Last month, OpenAI published a usage study showing that nearly 15 percent of work-related conversations on ChatGPT had to deal with “making decisions and solving problems.” Now comes word that at least one high-level member of the US military is using LLMs for the same purpose.

At the Association of the US Army Conference in Washington, DC, this week, Maj. Gen. William “Hank” Taylor reportedly said that “Chat and I are really close lately,” using a distressingly familiar diminutive nickname to refer to an unspecified AI chatbot. “AI is one thing that, as a commander, it’s been very, very interesting for me.”

Military-focused news site DefenseScoop reports that Taylor told a roundtable group of reporters that he and the Eighth Army he commands out of South Korea are “regularly using” AI to modernize their predictive analysis for logistical planning and operational purposes. That is helpful for paperwork tasks like “just being able to write our weekly reports and things,” Taylor said, but it also aids in informing their overall direction.

“One of the things that recently I’ve been personally working on with my soldiers is decision-making—individual decision-making,” Taylor said. “And how [we make decisions] in our own individual life, when we make decisions, it’s important.

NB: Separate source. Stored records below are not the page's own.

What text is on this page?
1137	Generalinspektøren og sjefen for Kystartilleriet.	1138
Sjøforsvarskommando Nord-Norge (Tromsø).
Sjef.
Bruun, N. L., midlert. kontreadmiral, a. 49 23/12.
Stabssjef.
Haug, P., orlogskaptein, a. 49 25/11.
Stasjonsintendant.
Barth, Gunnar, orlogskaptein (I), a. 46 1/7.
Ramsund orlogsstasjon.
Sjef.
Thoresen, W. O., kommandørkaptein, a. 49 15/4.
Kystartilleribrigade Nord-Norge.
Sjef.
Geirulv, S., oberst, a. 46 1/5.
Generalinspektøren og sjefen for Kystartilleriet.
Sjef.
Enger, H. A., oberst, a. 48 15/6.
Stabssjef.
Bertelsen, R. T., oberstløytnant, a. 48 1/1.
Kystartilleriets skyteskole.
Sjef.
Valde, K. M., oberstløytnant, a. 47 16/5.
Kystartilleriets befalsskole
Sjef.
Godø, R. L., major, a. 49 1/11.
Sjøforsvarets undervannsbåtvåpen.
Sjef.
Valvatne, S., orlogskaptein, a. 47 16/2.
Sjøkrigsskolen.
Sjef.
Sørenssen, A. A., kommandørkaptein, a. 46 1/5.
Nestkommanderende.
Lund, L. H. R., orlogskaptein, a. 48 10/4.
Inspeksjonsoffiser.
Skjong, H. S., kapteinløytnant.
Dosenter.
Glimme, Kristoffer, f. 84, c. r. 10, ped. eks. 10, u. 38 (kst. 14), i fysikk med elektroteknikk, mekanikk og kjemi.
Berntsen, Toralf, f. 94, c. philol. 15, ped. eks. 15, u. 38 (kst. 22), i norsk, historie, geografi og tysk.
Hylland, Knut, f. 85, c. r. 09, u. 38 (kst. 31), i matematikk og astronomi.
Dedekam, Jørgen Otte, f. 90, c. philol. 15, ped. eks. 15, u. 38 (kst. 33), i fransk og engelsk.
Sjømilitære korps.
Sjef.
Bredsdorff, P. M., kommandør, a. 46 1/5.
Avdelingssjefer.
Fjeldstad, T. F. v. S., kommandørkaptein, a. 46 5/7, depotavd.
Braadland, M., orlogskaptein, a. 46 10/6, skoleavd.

So, that’s something I’ve been asking and trying to build models to help all of us. Especially, [on] how do I make decisions, personal decisions, right—that affect not only me, but my organization and overall readiness?”

That’s still a far cry from the Terminator vision of autonomous AI weapon systems that take lethal decisions out of human hands. Still, using LLMs for military decision-making might give pause to anyone familiar with the models’ well-known propensity to confabulate fake citations and sycophantically flatter users.